I went out on a limb and asked the administration to purchase a class set of the novel. The justification for my demand was simple: Students need choice. My principal, the most supportive boss I have ever worked for, forwarded my purchase order to the people in charge of these types of things. My request was approved, and I was the proud owner of a class set of these new, exciting, and intriguing books.

“Are we seriously reading that, Ms. L?” my students instantly started complaining. “That book is so thick!” At 435 pages, Scythe is definitely intimidating, especially to teenagers who aren’t used to reading more than a few random words laced with slang in their Snapchat snaps.

We’re experiencing the text together. We are constructing meaning together. We are shocked together. We are heartbroken together.

My process was simple. For the sake of organization and some management, I split the students into groups of four, into literature circles, if you will. I created and laminated a reading calendar, which they use as bookmarks. At the end of each reading section, students are asked to discuss what they’ve read, pull out some interesting quotes, and write down the results of their discussion. Easy. Every few days, we stop and discuss. I offer my opinions only at the end of the discussion and only if asked. They usually ask. And I definitely don’t tell them what to think.

I haven’t read the novel before. I am reading it with them. They are aware. I am always honest with them. I had no preparation of any kind. No culminating assessments planned, no vocabulary tests, no in-depth analysis (yet), no didactic lesson (yet). For now, I’m teaching them to fall in love with characters and stories. To imagine worlds way different from their own. To be villains and heroes, friends and foes. We’re experiencing the text together. We are constructing meaning together. We are shocked together. We are heartbroken together. And they love seeing my reaction to the twists. My curiosity and thirst for more are inciting their own questioning and analysis. If I fall behind, due to grading or other priorities, they eagerly await my arrival at their destination.

I teach 45 seniors, and approximately 30 are not only actively reading but genuinely enjoying the novel. A few already ordered the sequel. Students who have never picked up a book are reading. Students with IEPs are reading and keeping up with the unmodified pacing of the class. Many are reading ahead of schedule. Some finished over winter break. Teenagers are reading. For the first time in my years of teaching, most of my students are actively engaged with a text and want to keep going.

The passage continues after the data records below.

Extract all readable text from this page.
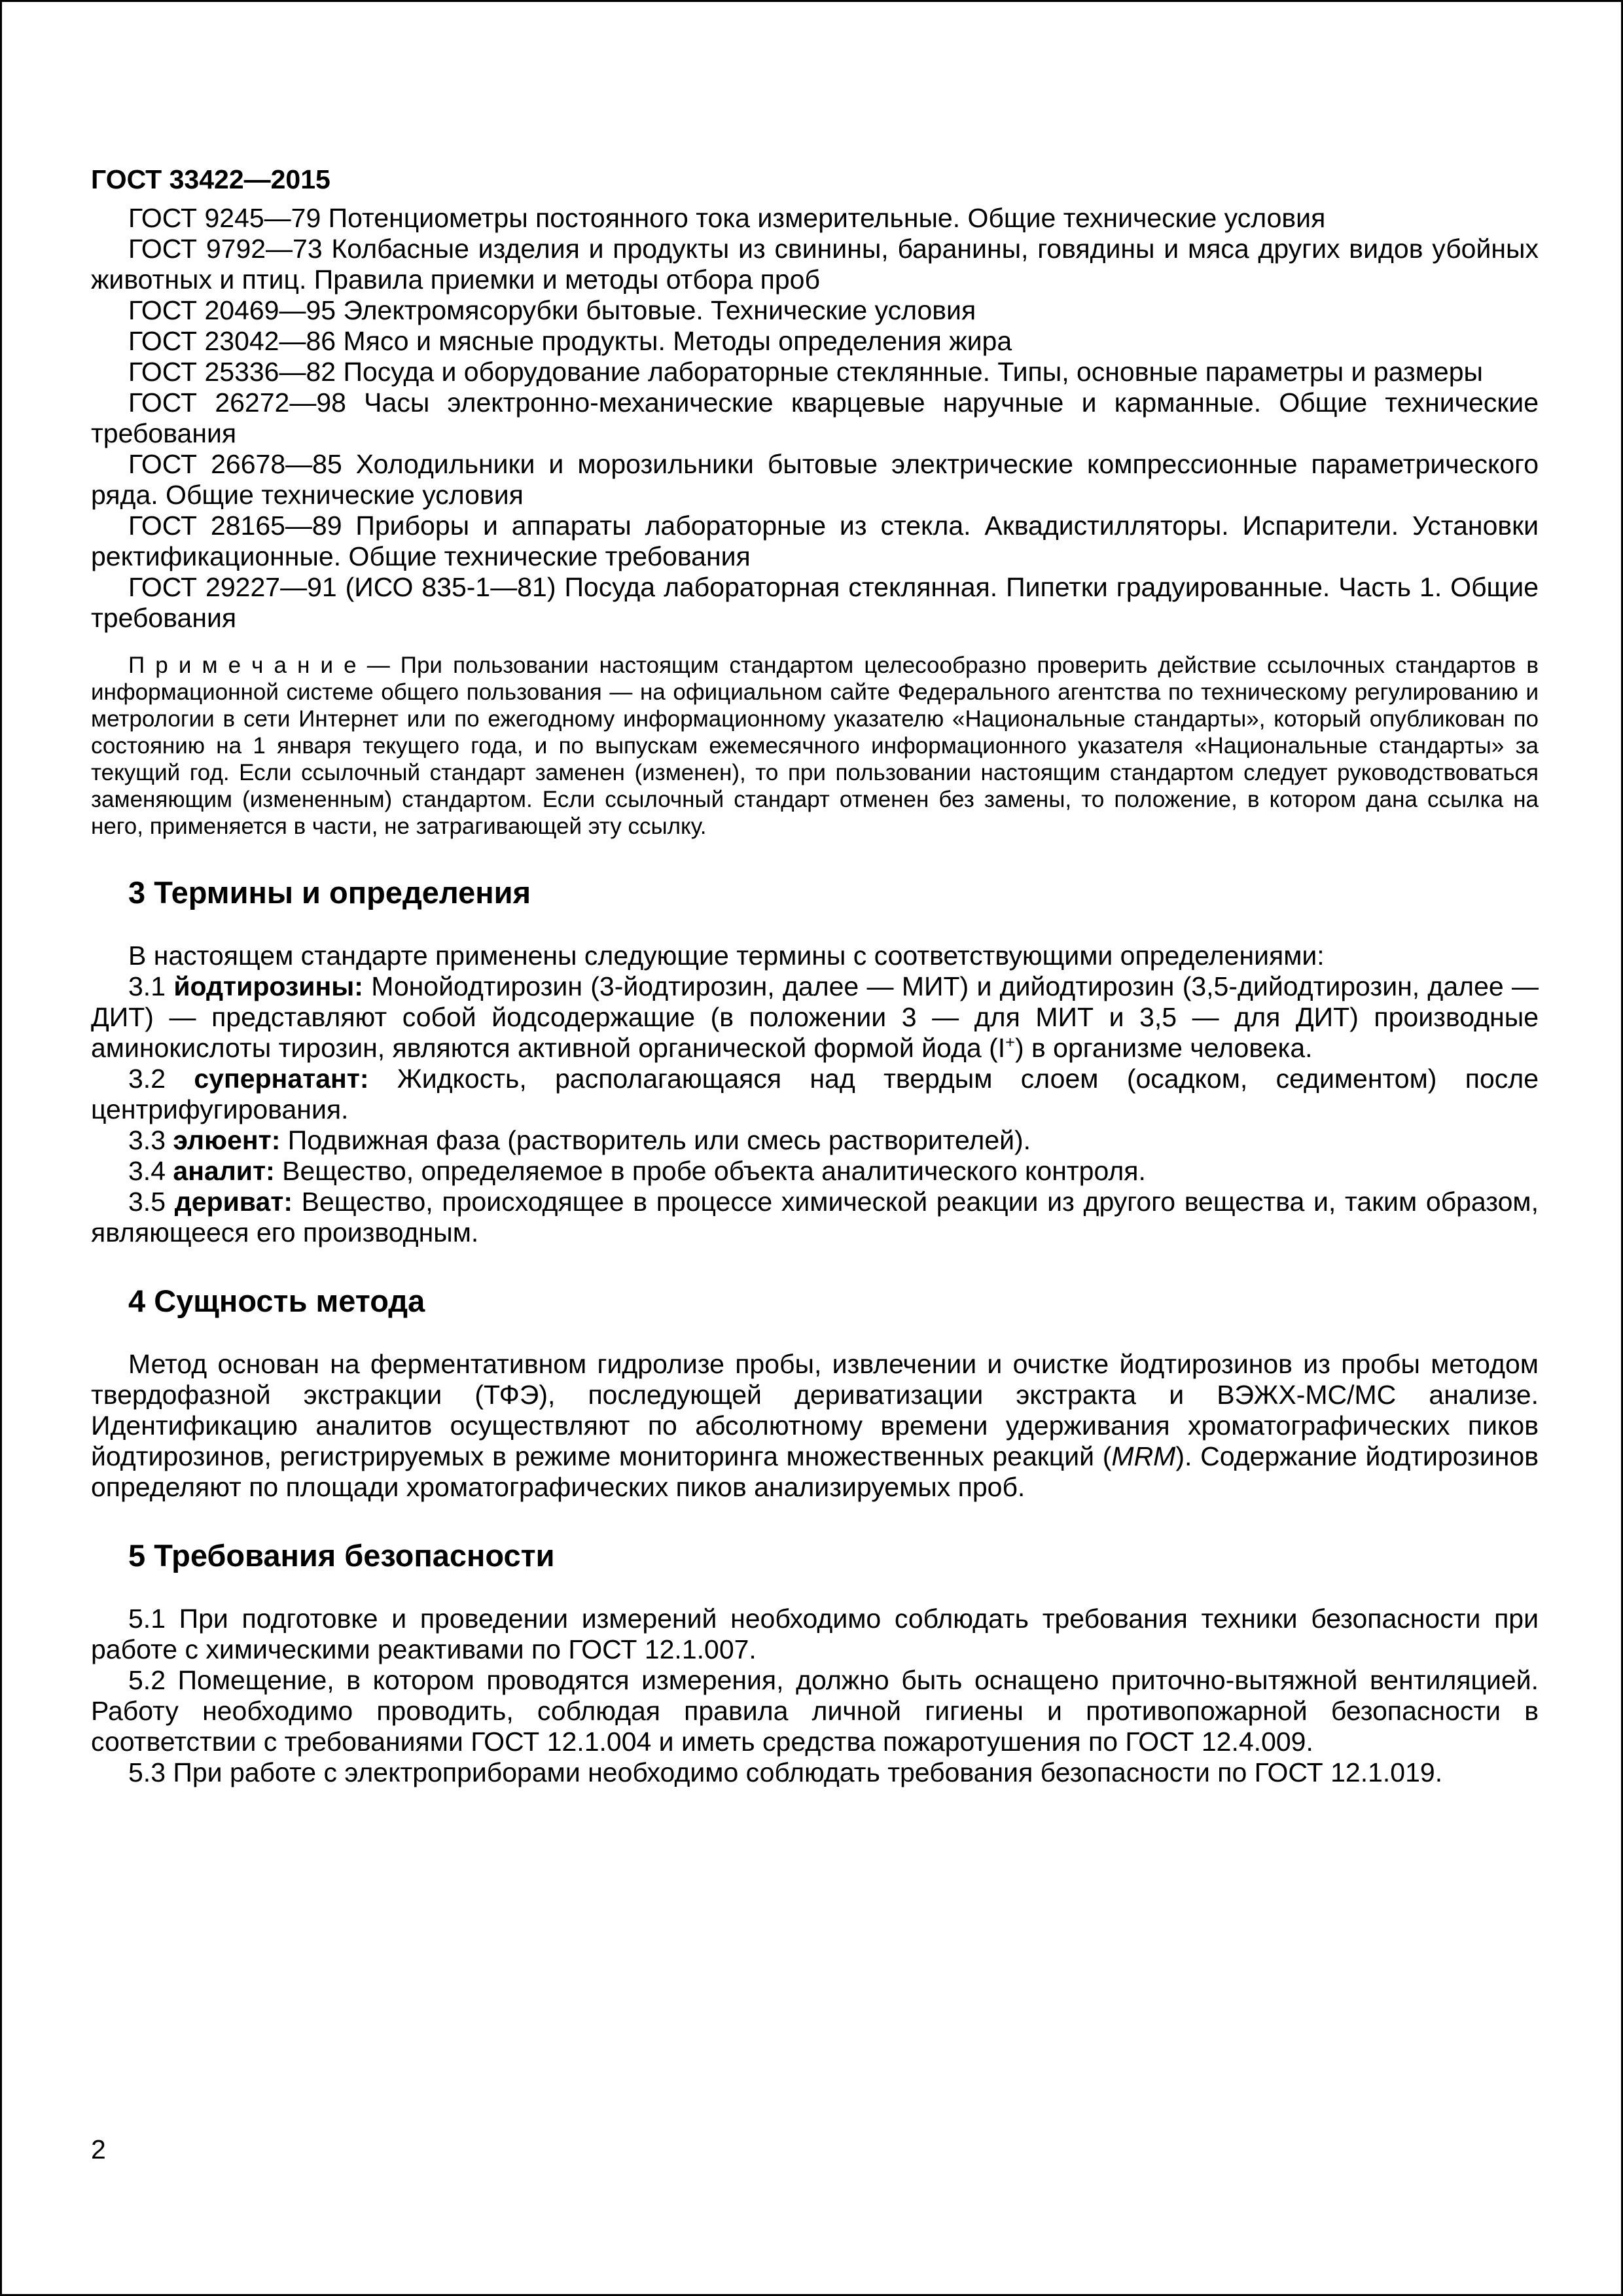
ГОСТ 33422—2015

ГОСТ 9245—79 Потенциометры постоянного тока измерительные. Общие технические условия

ГОСТ 9792—73 Колбасные изделия и продукты из свинины, баранины, говядины и мяса других видов убойных животных и птиц. Правила приемки и методы отбора проб

ГОСТ 20469—95 Электромясорубки бытовые. Технические условия

ГОСТ 23042—86 Мясо и мясные продукты. Методы определения жира

ГОСТ 25336—82 Посуда и оборудование лабораторные стеклянные. Типы, основные параметры и размеры

ГОСТ 26272—98 Часы электронно-механические кварцевые наручные и карманные. Общие технические требования

ГОСТ 26678—85 Холодильники и морозильники бытовые электрические компрессионные параметрического ряда. Общие технические условия

ГОСТ 28165—89 Приборы и аппараты лабораторные из стекла. Аквадистилляторы. Испарители. Установки ректификационные. Общие технические требования

ГОСТ 29227—91 (ИСО 835-1—81) Посуда лабораторная стеклянная. Пипетки градуированные. Часть 1. Общие требования

П р и м е ч а н и е — При пользовании настоящим стандартом целесообразно проверить действие ссылочных стандартов в информационной системе общего пользования — на официальном сайте Федерального агентства по техническому регулированию и метрологии в сети Интернет или по ежегодному информационному указателю «Национальные стандарты», который опубликован по состоянию на 1 января текущего года, и по выпускам ежемесячного информационного указателя «Национальные стандарты» за текущий год. Если ссылочный стандарт заменен (изменен), то при пользовании настоящим стандартом следует руководствоваться заменяющим (измененным) стандартом. Если ссылочный стандарт отменен без замены, то положение, в котором дана ссылка на него, применяется в части, не затрагивающей эту ссылку.

3 Термины и определения

В настоящем стандарте применены следующие термины с соответствующими определениями:

3.1 йодтирозины: Монойодтирозин (3-йодтирозин, далее — МИТ) и дийодтирозин (3,5-дийодтирозин, далее — ДИТ) — представляют собой йодсодержащие (в положении 3 — для МИТ и 3,5 — для ДИТ) производные аминокислоты тирозин, являются активной органической формой йода (I+) в организме человека.

3.2 супернатант: Жидкость, располагающаяся над твердым слоем (осадком, седиментом) после центрифугирования.

3.3 элюент: Подвижная фаза (растворитель или смесь растворителей).

3.4 аналит: Вещество, определяемое в пробе объекта аналитического контроля.

3.5 дериват: Вещество, происходящее в процессе химической реакции из другого вещества и, таким образом, являющееся его производным.

4 Сущность метода

Метод основан на ферментативном гидролизе пробы, извлечении и очистке йодтирозинов из пробы методом твердофазной экстракции (ТФЭ), последующей дериватизации экстракта и ВЭЖХ-МС/МС анализе. Идентификацию аналитов осуществляют по абсолютному времени удерживания хроматографических пиков йодтирозинов, регистрируемых в режиме мониторинга множественных реакций (MRM). Содержание йодтирозинов определяют по площади хроматографических пиков анализируемых проб.

5 Требования безопасности

5.1 При подготовке и проведении измерений необходимо соблюдать требования техники безопасности при работе с химическими реактивами по ГОСТ 12.1.007.

5.2 Помещение, в котором проводятся измерения, должно быть оснащено приточно-вытяжной вентиляцией. Работу необходимо проводить, соблюдая правила личной гигиены и противопожарной безопасности в соответствии с требованиями ГОСТ 12.1.004 и иметь средства пожаротушения по ГОСТ 12.4.009.

5.3 При работе с электроприборами необходимо соблюдать требования безопасности по ГОСТ 12.1.019.

2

English teachers have been teaching the same novels for decades. I know why: lack of funding and resources; not wanting to reinvent the wheel; minimal desire to create new units, new lessons, new plans, and new assessments. Trust me, I get it. I work in an inner-city school in Philadelphia. But these novels we teach over and over again, while interesting to us “academics,” get lost on our social media-inclined teens. The message is lost. So, how do we find it? Offer choice. Appeal to your administration. Change your curriculum. Spice up your classroom library. Find a book you all can experience together and get lost in it along with your students.